Package pkg = Package.open(filepath);
PackagePartCollection parts = pkg.GetParts();
foreach(PackagePart part in parts)
    Stream str = part.GetStream();  // Returns a Stream containing the part content
    if str contains (‘<volTypes *>’)
    then
       volatile data exists

PowerPoint Documents

Date and Time

Slides within a PowerPoint presentation can also contain dynamic date and time elements. Dynamic date and time information can be defined in each slide’s description file \ppt\slides\slideX.xml, where X is the slide number. Slides that contain dynamic date and time content have a date element with its type attribute set to the value datetime. The following p-code shows how to identify the presence of dynamic date and time elements in a PowerPoint document.

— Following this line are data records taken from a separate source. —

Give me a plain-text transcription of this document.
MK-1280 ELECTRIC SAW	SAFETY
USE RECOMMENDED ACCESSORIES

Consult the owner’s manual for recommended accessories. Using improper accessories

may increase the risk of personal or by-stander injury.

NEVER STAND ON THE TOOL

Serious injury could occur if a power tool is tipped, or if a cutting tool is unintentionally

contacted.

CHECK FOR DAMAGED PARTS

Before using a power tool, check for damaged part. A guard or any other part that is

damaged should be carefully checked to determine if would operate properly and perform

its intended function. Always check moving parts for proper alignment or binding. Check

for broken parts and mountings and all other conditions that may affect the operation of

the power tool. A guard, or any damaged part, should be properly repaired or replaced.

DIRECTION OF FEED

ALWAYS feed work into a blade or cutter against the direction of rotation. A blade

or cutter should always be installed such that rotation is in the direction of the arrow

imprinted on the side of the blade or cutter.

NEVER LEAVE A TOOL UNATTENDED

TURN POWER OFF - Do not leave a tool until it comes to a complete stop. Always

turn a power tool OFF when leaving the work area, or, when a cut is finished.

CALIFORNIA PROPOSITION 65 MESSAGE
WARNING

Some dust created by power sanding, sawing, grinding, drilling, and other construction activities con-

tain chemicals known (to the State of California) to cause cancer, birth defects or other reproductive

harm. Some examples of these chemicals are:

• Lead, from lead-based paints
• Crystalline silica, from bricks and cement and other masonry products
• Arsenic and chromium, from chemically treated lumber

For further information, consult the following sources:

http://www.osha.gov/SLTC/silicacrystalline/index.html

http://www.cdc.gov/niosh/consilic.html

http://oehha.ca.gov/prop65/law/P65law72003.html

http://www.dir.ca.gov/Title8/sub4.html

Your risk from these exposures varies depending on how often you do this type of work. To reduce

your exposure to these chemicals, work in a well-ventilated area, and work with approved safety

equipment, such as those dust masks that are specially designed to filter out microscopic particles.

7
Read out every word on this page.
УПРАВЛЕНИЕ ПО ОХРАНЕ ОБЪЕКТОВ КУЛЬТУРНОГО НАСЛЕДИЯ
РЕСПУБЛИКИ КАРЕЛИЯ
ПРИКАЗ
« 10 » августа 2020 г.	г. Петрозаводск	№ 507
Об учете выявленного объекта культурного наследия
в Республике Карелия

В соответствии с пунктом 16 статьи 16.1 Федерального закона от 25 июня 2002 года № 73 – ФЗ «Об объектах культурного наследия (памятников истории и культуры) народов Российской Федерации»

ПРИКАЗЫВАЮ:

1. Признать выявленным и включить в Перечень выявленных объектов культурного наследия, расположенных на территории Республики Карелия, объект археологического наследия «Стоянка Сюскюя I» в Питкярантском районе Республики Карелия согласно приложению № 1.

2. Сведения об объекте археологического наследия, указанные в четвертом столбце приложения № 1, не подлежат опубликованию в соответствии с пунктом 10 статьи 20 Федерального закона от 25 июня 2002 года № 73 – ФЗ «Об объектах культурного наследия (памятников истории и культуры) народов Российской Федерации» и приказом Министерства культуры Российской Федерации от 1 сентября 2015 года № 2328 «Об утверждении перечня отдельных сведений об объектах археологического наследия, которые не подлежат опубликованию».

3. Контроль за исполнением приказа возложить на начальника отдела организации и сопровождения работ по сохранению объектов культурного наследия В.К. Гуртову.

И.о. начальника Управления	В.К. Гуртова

Package pkg = Package.open(filepath);
PackagePartCollection parts = pkg.GetParts();
foreach(PackagePart part in parts)
    Stream str = part.GetStream();  // Returns a Stream containing the part content
    if str contains (‘datetime’)
    then
       a date-time element exists

Macros

Similar to Word and Excel documents, macros are stored in PowerPoint documents as Visual Basic files. For documents that use macros, the /[Content_Types].xml file will contain a MIME content type reference for a Visual Basic project. The p-code to detect the use of macros in PowerPoint is the same as that for Word and Excel documents.

External  References

External references in PowerPoint are implemented as they are in Word and Excel.